Merasa setuju, Kai menjawab, "haha, kau benar." Dia bergerak menepuk-nepuk ponselnya, membersihkan benda itu dari debu. "Baiklah, cukup untuk hari ini." Kai mematikan benda tersebut, lalu memasukkannya ke dalam saku.

Pemuda itu lalu beranjak dan berlari ke depan kelas. "Hei, aku ingin mencobanya juga." Dia berteriak seperti itu kepada teman-temannya yang lain. Meninggalkan satu orang yang kini hanya terdiam karena merasa diabaikan.

Soobin memandang tak percaya, Kai pasti hanya bercanda saja, dia pikir. Dia melangkahkan kaki dengan lesu, menghampiri teman sekelas lain yang sedang mencoba atraksi gila di depan kelas. "Guys.. kalian bisa melihatku, 'kan?" Dia melambaikan tangan di hadapan wajah orang-orang itu. Tak ada satupun yang menanggapi.

"Hei.. kalian mendengar suaraku bukan?!" Dia berteriak pada mereka, tapi mau sekuat apapun dia berteriak, semuanya percuma saja, tidak ada yang mendengarkan. Soobin masih menolak untuk percaya, "kumohon, jawab pertanyaanku. Guys!!!"

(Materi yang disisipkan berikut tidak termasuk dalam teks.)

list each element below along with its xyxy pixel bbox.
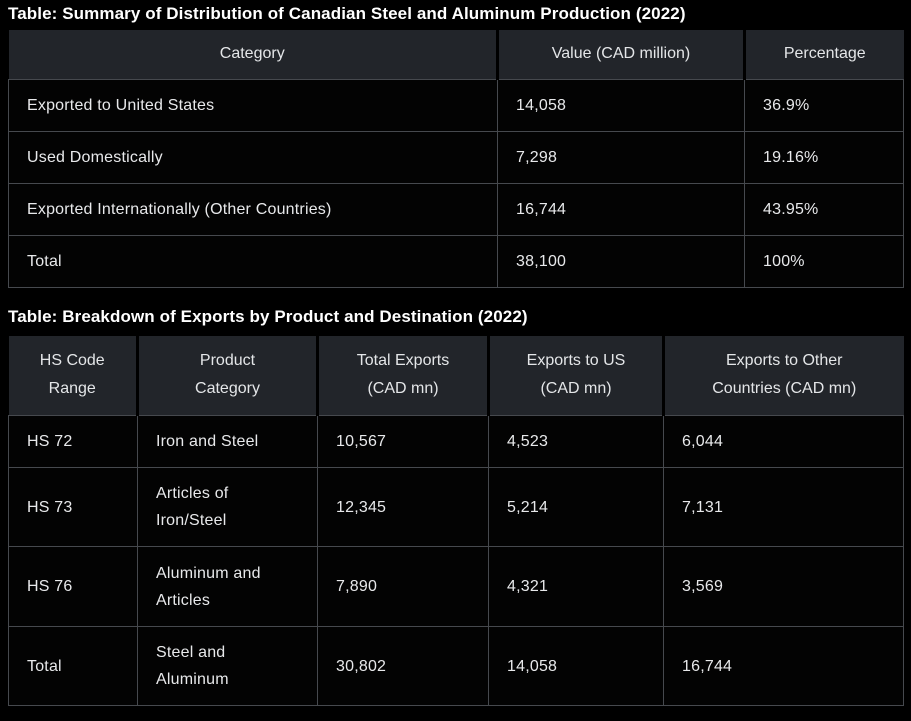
- table-total-row: Total Steel and Aluminum 30,802 14,058 1…: [8, 626, 904, 706]
- hs-code-cell: HS 73: [8, 467, 138, 547]
- exports-to-other-cell: 16,744: [663, 626, 904, 706]
- percentage-cell: 43.95%: [744, 182, 904, 236]
- column-header-category: Category: [8, 30, 499, 79]
- summary-table-title: Table: Summary of Distribution of Canadi…: [8, 4, 686, 23]
- percentage-cell: 19.16%: [744, 130, 904, 184]
- total-exports-cell: 7,890: [317, 546, 489, 627]
- hs-code-cell: HS 76: [8, 546, 138, 627]
- product-category-cell: Iron and Steel: [137, 415, 318, 468]
- total-exports-cell: 30,802: [317, 626, 489, 706]
- value-cell: 16,744: [497, 182, 745, 236]
- exports-to-us-cell: 4,523: [488, 415, 664, 468]
- table-row: Exported Internationally (Other Countrie…: [8, 182, 904, 236]
- percentage-cell: 100%: [744, 234, 904, 288]
- value-cell: 38,100: [497, 234, 745, 288]
- percentage-cell: 36.9%: [744, 78, 904, 132]
- exports-to-us-cell: 14,058: [488, 626, 664, 706]
- column-header-exports-to-us: Exports to US (CAD mn): [488, 335, 665, 416]
- exports-to-other-cell: 3,569: [663, 546, 904, 627]
- table-row: Used Domestically 7,298 19.16%: [8, 130, 904, 184]
- exports-to-us-cell: 4,321: [488, 546, 664, 627]
- product-category-cell: Aluminum and Articles: [137, 546, 318, 627]
- exports-table-header-row: HS Code Range Product Category Total Exp…: [8, 335, 904, 416]
- table-row: Exported to United States 14,058 36.9%: [8, 78, 904, 132]
- summary-table-header-row: Category Value (CAD million) Percentage: [8, 30, 904, 79]
- table-row: HS 72 Iron and Steel 10,567 4,523 6,044: [8, 415, 904, 468]
- total-exports-cell: 10,567: [317, 415, 489, 468]
- category-cell: Exported Internationally (Other Countrie…: [8, 182, 498, 236]
- category-cell: Exported to United States: [8, 78, 498, 132]
- column-header-total-exports: Total Exports (CAD mn): [317, 335, 490, 416]
- exports-table: HS Code Range Product Category Total Exp…: [8, 335, 904, 706]
- exports-to-us-cell: 5,214: [488, 467, 664, 547]
- value-cell: 7,298: [497, 130, 745, 184]
- hs-code-cell: Total: [8, 626, 138, 706]
- column-header-hs-code-range: HS Code Range: [8, 335, 139, 416]
- report-page: Table: Summary of Distribution of Canadi…: [8, 4, 904, 706]
- product-category-cell: Articles of Iron/Steel: [137, 467, 318, 547]
- column-header-product-category: Product Category: [137, 335, 319, 416]
- exports-to-other-cell: 6,044: [663, 415, 904, 468]
- exports-table-title: Table: Breakdown of Exports by Product a…: [8, 306, 528, 326]
- total-exports-cell: 12,345: [317, 467, 489, 547]
- column-header-exports-to-other: Exports to Other Countries (CAD mn): [663, 335, 904, 416]
- exports-to-other-cell: 7,131: [663, 467, 904, 547]
- table-row: HS 73 Articles of Iron/Steel 12,345 5,21…: [8, 467, 904, 547]
- summary-table: Category Value (CAD million) Percentage …: [8, 30, 904, 288]
- value-cell: 14,058: [497, 78, 745, 132]
- product-category-cell: Steel and Aluminum: [137, 626, 318, 706]
- column-header-percentage: Percentage: [744, 30, 904, 79]
- table-row: HS 76 Aluminum and Articles 7,890 4,321 …: [8, 546, 904, 627]
- category-cell: Total: [8, 234, 498, 288]
- table-total-row: Total 38,100 100%: [8, 234, 904, 288]
- hs-code-cell: HS 72: [8, 415, 138, 468]
- category-cell: Used Domestically: [8, 130, 498, 184]
- column-header-value: Value (CAD million): [497, 30, 746, 79]
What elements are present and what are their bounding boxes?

Dia tetap mencoba meski pikirannya sudah mulai kacau. Kumohon, kalian hanya bercanda saja 'kan? Namun semua pikiran positif yang telah ia buat susah payah itu harus hancur, saat tiba-tiba saja seorang pemuda datang dari belakang sana, berteriak dengan semangat, "aku juga ingin mencoba." Dan berlari melewati Soobin.

Tidak. Bukan melewati lebih tepatnya, pemuda itu menembus tubuh Soobin. Sementara sosok yang merasakan itu semua hanya berdiri mematung di tempat.

Suara tawa orang-orang di sekeliling sudah tak bisa ia dengar lagi. Suara besar yang tiba-tiba datang dari ambang pintu juga sudah tak ia pedulikan. "Mencoba apa maksudmu? Kembali ke meja kalian!" Beberapa kata saja sudah membuat anak-anak berisik itu terdiam dan dengan segera kembali ke tempat duduknya masing-masing.

Soobin tetap berdiri di sana, membiarkan semua orang menembus tubuhnya, melewatinya seakan eksistensinya selama ini memang hanya udara saja.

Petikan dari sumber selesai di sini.